Protestant Boy
2009 Granta
'A memoir of a Protestant Northern Irish upbringing during the worst years of the Troubles.
Geoffrey Beattie grew up in the notorious 'murder triangle' in North Belfast, where during thirty years of the Troubles more than six hundred people were killed. Many of my childhood friends ended up dead or in prison while I moved to England, at first to study and eventually to build my career as a psychologist.
On a visit home to see his ailing mother, Beattie begins to explore his Ulster Protestant ancestry and to reflect on the unfashionable and little understood Protestant community.
His search takes him to the trenches of the Somme, to the Plantation villages of Ulster; and to Drumcree for the Orange march.

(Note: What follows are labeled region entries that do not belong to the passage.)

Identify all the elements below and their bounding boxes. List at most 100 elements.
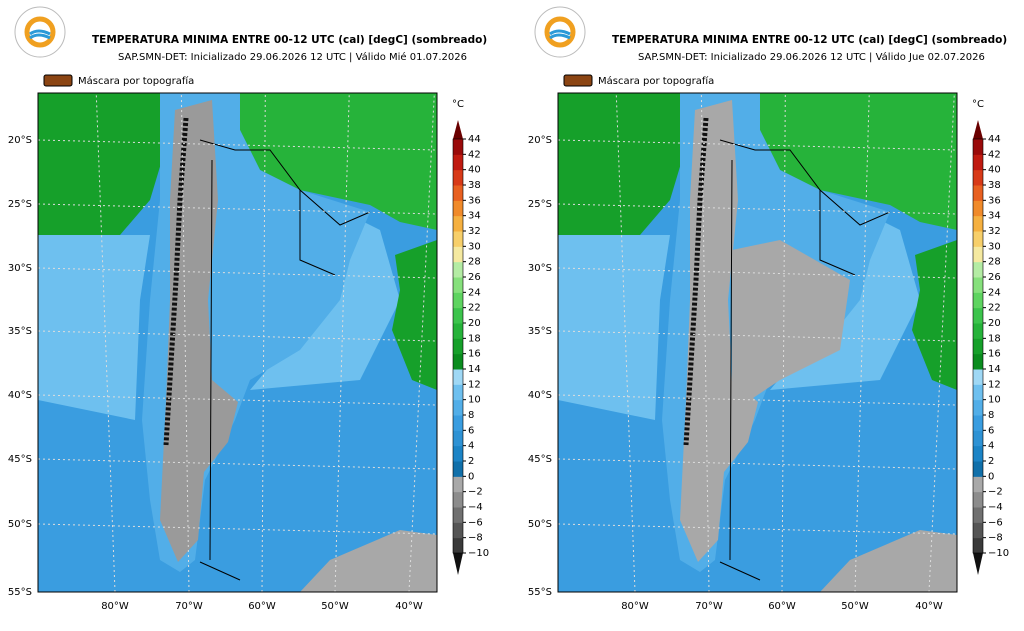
colorbar-label: 28: [468, 257, 481, 268]
colorbar-label: 6: [468, 425, 474, 436]
colorbar-label: −2: [468, 487, 483, 498]
lon-label: 40°W: [915, 601, 943, 612]
colorbar-over: [453, 120, 463, 139]
colorbar-unit: °C: [452, 99, 464, 110]
colorbar-label: 26: [468, 272, 481, 283]
lat-label: 45°S: [528, 454, 552, 465]
colorbar-label: −8: [988, 533, 1003, 544]
brazil-green: [240, 93, 437, 230]
subtitle: SAP.SMN-DET: Inicializado 29.06.2026 12 …: [638, 51, 985, 63]
grid-line: [95, 92, 116, 593]
colorbar-band: [973, 292, 983, 309]
colorbar-band: [453, 461, 463, 477]
ocean-light: [558, 235, 670, 420]
colorbar-band: [973, 384, 983, 401]
colorbar-band: [973, 522, 983, 539]
colorbar-label: 32: [468, 226, 481, 237]
colorbar-band: [453, 537, 463, 554]
colorbar-band: [453, 231, 463, 247]
colorbar-band: [973, 338, 983, 355]
lon-label: 50°W: [841, 601, 869, 612]
colorbar-band: [973, 261, 983, 278]
colorbar-label: 44: [988, 134, 1001, 145]
colorbar-label: 12: [988, 379, 1001, 390]
colorbar-label: −4: [468, 502, 483, 513]
colorbar-label: −6: [468, 517, 483, 528]
colorbar-label: 0: [988, 471, 994, 482]
colorbar-label: 4: [468, 441, 474, 452]
grid-line: [557, 139, 958, 151]
andes: [163, 117, 189, 446]
colorbar-label: −6: [988, 517, 1003, 528]
colorbar-band: [973, 369, 983, 385]
colorbar-band: [453, 384, 463, 401]
grid-line: [334, 92, 350, 593]
grid-line: [408, 92, 435, 593]
colorbar-band: [453, 415, 463, 431]
colorbar-band: [453, 445, 463, 462]
colorbar-label: −4: [988, 502, 1003, 513]
colorbar-band: [973, 215, 983, 232]
colorbar-label: 30: [468, 241, 481, 252]
grid-line: [37, 139, 438, 151]
south-gray: [820, 530, 957, 592]
colorbar-band: [973, 415, 983, 431]
map: [557, 92, 958, 593]
grid-line: [37, 330, 438, 342]
colorbar-label: 6: [988, 425, 994, 436]
grid-line: [37, 203, 438, 215]
ocean-light: [38, 235, 150, 420]
lat-label: 30°S: [8, 263, 32, 274]
logo-wave: [549, 29, 571, 40]
colorbar-band: [973, 277, 983, 293]
colorbar-band: [453, 169, 463, 186]
title: TEMPERATURA MINIMA ENTRE 00-12 UTC (cal)…: [612, 34, 1007, 46]
colorbar-label: 30: [988, 241, 1001, 252]
colorbar-label: 8: [468, 410, 474, 421]
colorbar-over: [973, 120, 983, 139]
lat-label: 20°S: [8, 135, 32, 146]
colorbar-label: 18: [988, 333, 1001, 344]
colorbar-label: 4: [988, 441, 994, 452]
colorbar-band: [453, 430, 463, 447]
colorbar-band: [453, 522, 463, 539]
colorbar-label: 22: [468, 303, 481, 314]
borders: [199, 139, 371, 581]
grid-line: [37, 458, 438, 470]
grid-line: [557, 458, 958, 470]
colorbar-label: 14: [988, 364, 1001, 375]
map: [37, 92, 438, 593]
pacific-green: [38, 93, 165, 235]
colorbar-frame: [972, 138, 984, 554]
colorbar-label: 36: [988, 195, 1001, 206]
colorbar-label: 40: [468, 165, 481, 176]
colorbar-label: 32: [988, 226, 1001, 237]
map-frame: [557, 92, 958, 593]
colorbar-band: [973, 154, 983, 171]
colorbar-label: 24: [988, 287, 1001, 298]
colorbar-band: [453, 476, 463, 493]
colorbar-band: [453, 261, 463, 278]
colorbar-band: [973, 323, 983, 339]
grid-line: [700, 92, 710, 593]
colorbar-label: 0: [468, 471, 474, 482]
lon-label: 70°W: [695, 601, 723, 612]
grid-line: [928, 92, 955, 593]
grid-line: [557, 330, 958, 342]
colorbar-label: 42: [988, 149, 1001, 160]
colorbar-band: [973, 399, 983, 416]
colorbar-label: −8: [468, 533, 483, 544]
colorbar-label: −10: [988, 548, 1009, 559]
lat-label: 45°S: [8, 454, 32, 465]
colorbar-band: [453, 323, 463, 339]
lon-label: 80°W: [621, 601, 649, 612]
logo-ring: [24, 16, 56, 48]
colorbar-label: −10: [468, 548, 489, 559]
colorbar-band: [973, 200, 983, 217]
legend-swatch: [43, 74, 73, 87]
grid-line: [557, 523, 958, 535]
colorbar-label: 20: [988, 318, 1001, 329]
grid-line: [37, 267, 438, 279]
grid-line: [557, 267, 958, 279]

And it brings him a deeper understanding of his own family, especially his mother: at the heart of this book is an extraordinarily vivid portrait of this opinionated, witty, exasperating Ulsterwoman.
Protestant Boy is an honest, beautifully written book about the stories that families and cultures tell themselves and about the silences that they leave behind.' (from the cover).
REVIEWS
'An eloquently-written, finely-observed, unflinchingly honest account.’
Belfast Telegraph
*‘In this honest, insightful memoir Geoffrey Beattie revisits the North Belfast area in which he grew up, the notorious “murder triangle” where more than 600 people were killed during the Troubles. Beattie’s enlightening memoir becomes our own window into the hearts and minds of a community drenched in blood.’
Newsweek*
*‘An absorbing meditation on the author’s Belfast upbringing … written in sentences as clean and unadorned as a Presbyterian’s complexion.’
Irish Times*
‘An honest, moving and illuminating emotional journey into the heart and psyche of the Protestants of Ulster.’
Ruth Dudley Edwards
'In this book Geoffrey Beattie goes to the heart of his personal experience and recreates the world of his childhood – both as it was and as it is now – in a manner that will give any Ulster-born reader a series of small, agonizing shocks of recognition.’